Ben, CHP içinde Kemal Kılıçdaroğlu’nu da aşan bir irade olduğu kanısındayım. Emperyalizm kozası, CHP içinde ciddi bir şekilde örülmemiş olsaydı bu kadar PKK ve FETÖ zihniyeti rahatlıkla CHP içinde hareket edilebilir miydi?

ABD’nin kontrol ettiği terör örgütlerinden PKK/FETÖ irtibat/iltisaklı kişilerin CHP içindeki özgür hareket etmeleri, CHP’nin ipinin kimin elinde olduğunun göstergesidir. Kemal Kılıçdaroğlu’nun CHP içindeki “devrilemez” konumda olması da onun siyasi zekâsı ve stratejik aklıyla izah edilecek bir durum değildir. Çünkü “siyasi zekâ ve stratejik akıl” konusunda parlak bir sicili yoktur. Zaten bu meziyetlere sahip olsa kendine ‘zavallı, hain ve kanı bozuk’ diyeni danışmanı yapan imzayı atar mı?

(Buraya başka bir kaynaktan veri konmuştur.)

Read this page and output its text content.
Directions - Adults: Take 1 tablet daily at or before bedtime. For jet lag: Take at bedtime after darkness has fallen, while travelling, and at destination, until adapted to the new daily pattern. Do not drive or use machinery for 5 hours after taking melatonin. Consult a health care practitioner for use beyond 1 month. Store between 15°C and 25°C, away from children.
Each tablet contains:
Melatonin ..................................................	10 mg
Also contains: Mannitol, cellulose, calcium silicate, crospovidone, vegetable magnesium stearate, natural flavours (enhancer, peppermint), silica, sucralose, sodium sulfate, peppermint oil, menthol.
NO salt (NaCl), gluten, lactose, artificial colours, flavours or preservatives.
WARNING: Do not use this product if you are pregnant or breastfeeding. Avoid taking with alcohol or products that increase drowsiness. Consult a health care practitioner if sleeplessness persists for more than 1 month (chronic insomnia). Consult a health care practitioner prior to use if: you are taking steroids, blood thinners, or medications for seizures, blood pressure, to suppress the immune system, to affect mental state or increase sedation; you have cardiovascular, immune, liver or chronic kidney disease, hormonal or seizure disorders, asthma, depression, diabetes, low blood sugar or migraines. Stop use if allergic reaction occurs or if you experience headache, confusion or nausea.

Kemal Kılıçdaroğlu CHP’nin başında durduğu müddetçe CHP içinde bu tartışmalar devam edecektir. Çünkü Kemal Kılıçdaroğlu önderliğindeki Yeni CHP’nin bu manzarası artık yerleşik düzene geçmiştir. CHP’nin bu çizgisinin düzelmesi Kemal Kılıçdaroğlu’nun Atatürk’e uzak zihniyeti yüzünden mümkün değildir. Kemal Kılıçdaroğlu, Türk milletin değerlerine çok yabancıdır ve ruhunda o değerlere karşı bir sevgi beslemediğinden böyle rahatlıkla ülkeye düşman zihniyetleri kendine danışman yapabilmektedir.

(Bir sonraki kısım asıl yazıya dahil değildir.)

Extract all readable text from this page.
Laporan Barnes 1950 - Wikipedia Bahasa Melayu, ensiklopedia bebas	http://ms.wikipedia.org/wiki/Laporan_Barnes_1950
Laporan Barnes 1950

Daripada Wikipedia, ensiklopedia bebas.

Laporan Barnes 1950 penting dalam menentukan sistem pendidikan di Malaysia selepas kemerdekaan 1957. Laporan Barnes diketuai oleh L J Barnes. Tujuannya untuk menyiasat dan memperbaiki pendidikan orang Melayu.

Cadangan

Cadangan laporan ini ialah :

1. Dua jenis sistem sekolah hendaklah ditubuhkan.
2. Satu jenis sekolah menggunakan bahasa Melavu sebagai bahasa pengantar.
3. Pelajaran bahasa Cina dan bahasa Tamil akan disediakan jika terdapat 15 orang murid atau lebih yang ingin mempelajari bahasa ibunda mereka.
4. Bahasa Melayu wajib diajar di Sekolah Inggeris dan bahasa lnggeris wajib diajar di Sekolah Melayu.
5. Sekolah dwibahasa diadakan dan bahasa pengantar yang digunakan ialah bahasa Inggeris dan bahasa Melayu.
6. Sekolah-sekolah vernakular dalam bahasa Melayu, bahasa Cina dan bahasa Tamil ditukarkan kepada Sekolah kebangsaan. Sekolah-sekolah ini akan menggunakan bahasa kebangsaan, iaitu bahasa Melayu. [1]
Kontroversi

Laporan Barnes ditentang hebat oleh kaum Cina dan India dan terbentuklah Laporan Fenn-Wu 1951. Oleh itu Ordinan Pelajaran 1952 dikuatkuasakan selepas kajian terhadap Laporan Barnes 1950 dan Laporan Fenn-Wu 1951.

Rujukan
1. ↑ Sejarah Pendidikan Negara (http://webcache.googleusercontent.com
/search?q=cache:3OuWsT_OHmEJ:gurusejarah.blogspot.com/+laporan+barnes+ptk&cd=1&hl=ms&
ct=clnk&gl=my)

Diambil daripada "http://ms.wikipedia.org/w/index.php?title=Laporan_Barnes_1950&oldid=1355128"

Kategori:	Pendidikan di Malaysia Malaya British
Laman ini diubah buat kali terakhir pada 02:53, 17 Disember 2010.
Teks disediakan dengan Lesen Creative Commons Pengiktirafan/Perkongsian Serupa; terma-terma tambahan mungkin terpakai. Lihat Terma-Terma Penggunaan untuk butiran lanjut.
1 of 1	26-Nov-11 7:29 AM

Kemal Kılıçdaroğlu’nun kendisine bakın, danışmanlarına bakın, milletvekillerine bakın, parti il başkanlarına bakın, belediye parti yöneticilerine bakın bu manzarayı çok iyi anlarsınız.

Türkiye’nin düşmanları, siyaset alanına sürekli bir Truva atı yerleştirmektedir. Ama yaşananlara baktığımızda CHP’den elverişlisini bulamamalarını doğal karşılamak lazımdır. Biz de her gün CHP’nin içinden çıkan Truva atlarını izliyoruz. Karikatürist Emre Ulaş’ın çizdiği  “Truva atı üzerindeki danışman” karikatürü tam CHP’nin halini anlatmıyor mu?

Ne diyelim, Allah böyle bir partinin varlığını düşman başına vermesin. CHP’nin hali bu kadar vahim anlayacağınız.